The cold brooder, or Philo box, as it has been popularly called, is the chief item in a system of poultry keeping that has been widely advertised. The principle of the Philo box is that of holding the air warmed by the chick down close to them by a sagging piece of cloth. The cloth checks most of the radiating heat, but is not so tight as to smother the chick. This limits the space of air to be warmed by the chicks to such a degree that the body warmth is used to the greatest advantage. That chickens can be raised in these fire-less brooders, is not in question, for that has been abundantly proven, but most poultrymen believe that it will pay better, especially in the North, to give the little fellows a few weeks’ warmth.
Curtis Bros. at Ransomville, N.Y., who raise some twenty thousand chicks per year, have adopted the following system: The chicks are kept under hovers heated by hot water pipes for one week, or until they learn to hover. Then they are put in Philo boxes for a week in the same building but away from the pipes. The third week the Philo boxes are placed in a large, unheated room. After that they go to a large Philo box in a colony house.
To make a Philo house of the Curtis pattern, take a box 5 in. deep and 18 in. to 24 in. square. Cut a hole in one side for a chick door, run a strip of screen around the inside of the box to round the corners. Now take a second similar box. Tack a piece of cloth rather loosely across its open face. Bore a few augur holes in the sides of either box. Invert box No. 2 upon box No. 1. This we will call a Curtis box. It costs about fifteen cents and should accommodate fifty to seventy-five chicks.
A universal hover in a colony coop or colony house, for which a Curtis box is substituted, as early in the game as the weather permits, is the method I advise for rearing young chicks. The lamp problem we still have with us, but it is one that cannot be easily solved. Large vessels or tanks of water which are regularly warmed by injection of steam from a movable boiler, offers a possible way out of the difficulty. On a plant large enough to keep one man continually at this work, this plan might be an improvement over filling lamps, but for the smaller plant it is lamps, or go south.
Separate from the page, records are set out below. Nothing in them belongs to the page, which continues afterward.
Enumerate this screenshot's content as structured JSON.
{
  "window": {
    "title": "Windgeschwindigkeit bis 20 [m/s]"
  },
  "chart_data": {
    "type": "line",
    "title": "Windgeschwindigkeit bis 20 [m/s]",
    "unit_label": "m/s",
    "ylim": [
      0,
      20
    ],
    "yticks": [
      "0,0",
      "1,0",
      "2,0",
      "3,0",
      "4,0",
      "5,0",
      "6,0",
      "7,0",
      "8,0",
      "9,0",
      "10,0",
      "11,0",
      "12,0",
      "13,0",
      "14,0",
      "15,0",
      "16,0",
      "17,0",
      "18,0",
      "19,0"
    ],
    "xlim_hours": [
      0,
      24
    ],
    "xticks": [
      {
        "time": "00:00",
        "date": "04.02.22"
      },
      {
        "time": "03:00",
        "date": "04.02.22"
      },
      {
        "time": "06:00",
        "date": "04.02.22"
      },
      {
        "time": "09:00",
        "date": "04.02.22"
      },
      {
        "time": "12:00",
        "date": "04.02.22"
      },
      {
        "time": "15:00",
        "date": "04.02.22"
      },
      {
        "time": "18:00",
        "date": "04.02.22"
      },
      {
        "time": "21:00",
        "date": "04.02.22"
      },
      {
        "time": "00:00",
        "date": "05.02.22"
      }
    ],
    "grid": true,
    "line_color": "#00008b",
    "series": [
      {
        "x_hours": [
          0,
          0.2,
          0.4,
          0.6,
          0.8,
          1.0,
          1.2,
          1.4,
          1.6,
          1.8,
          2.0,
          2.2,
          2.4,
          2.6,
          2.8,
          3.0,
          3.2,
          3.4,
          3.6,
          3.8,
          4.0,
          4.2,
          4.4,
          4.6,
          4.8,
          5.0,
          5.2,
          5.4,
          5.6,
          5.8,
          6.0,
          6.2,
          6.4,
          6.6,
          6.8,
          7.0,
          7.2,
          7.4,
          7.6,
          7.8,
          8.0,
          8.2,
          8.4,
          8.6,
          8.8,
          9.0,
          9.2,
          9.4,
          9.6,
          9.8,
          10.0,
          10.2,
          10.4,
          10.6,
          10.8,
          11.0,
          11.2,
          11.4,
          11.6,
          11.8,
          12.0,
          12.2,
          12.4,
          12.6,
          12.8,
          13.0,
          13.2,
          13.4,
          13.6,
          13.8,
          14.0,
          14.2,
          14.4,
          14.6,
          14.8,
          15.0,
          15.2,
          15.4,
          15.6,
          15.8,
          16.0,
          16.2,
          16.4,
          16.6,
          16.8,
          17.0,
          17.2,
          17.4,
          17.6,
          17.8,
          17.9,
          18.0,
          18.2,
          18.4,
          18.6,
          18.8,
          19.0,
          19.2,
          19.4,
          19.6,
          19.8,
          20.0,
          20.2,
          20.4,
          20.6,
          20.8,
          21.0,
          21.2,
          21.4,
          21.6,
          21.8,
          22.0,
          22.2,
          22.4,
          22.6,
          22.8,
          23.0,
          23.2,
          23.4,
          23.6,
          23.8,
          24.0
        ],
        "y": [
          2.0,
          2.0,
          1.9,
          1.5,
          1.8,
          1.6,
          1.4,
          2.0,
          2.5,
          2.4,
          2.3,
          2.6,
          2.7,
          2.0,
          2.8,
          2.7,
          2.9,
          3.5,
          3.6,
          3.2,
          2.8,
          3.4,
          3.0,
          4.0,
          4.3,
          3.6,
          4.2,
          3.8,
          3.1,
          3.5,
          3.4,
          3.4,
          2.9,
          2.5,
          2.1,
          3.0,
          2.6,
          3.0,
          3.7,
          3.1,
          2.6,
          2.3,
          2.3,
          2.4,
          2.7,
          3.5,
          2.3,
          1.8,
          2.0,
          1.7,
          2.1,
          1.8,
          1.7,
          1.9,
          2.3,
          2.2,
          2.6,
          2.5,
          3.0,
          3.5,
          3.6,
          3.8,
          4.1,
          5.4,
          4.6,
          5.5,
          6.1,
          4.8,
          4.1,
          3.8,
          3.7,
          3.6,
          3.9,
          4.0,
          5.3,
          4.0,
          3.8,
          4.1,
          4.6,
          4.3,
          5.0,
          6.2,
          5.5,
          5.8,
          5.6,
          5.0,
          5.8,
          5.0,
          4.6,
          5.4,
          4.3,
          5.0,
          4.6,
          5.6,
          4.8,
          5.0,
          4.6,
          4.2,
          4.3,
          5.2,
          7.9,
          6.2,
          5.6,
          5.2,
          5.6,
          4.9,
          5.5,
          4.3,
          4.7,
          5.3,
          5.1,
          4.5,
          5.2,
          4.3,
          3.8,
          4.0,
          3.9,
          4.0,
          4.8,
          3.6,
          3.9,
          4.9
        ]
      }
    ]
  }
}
Rearing young chicks is the hardest part of the poultry business. There is a lot of work about it that cannot be gotten rid of. Little chicks must be kept comfortable and their water and feed for the first few days must needs be given largely by hand. They are to be early led to drink from the regular water vessels and eat from the hoppers, but this takes time and patience.
The feeding of chicks I will discuss in the chapter on “Poultry on the General Farm,” and as the same methods apply in both cases, I will refer the reader to that section.
After chicks get three or four weeks old their care is the simplest part of the poultry farm work and consists chiefly of filling feed hoppers and protecting them from vermin and thieves.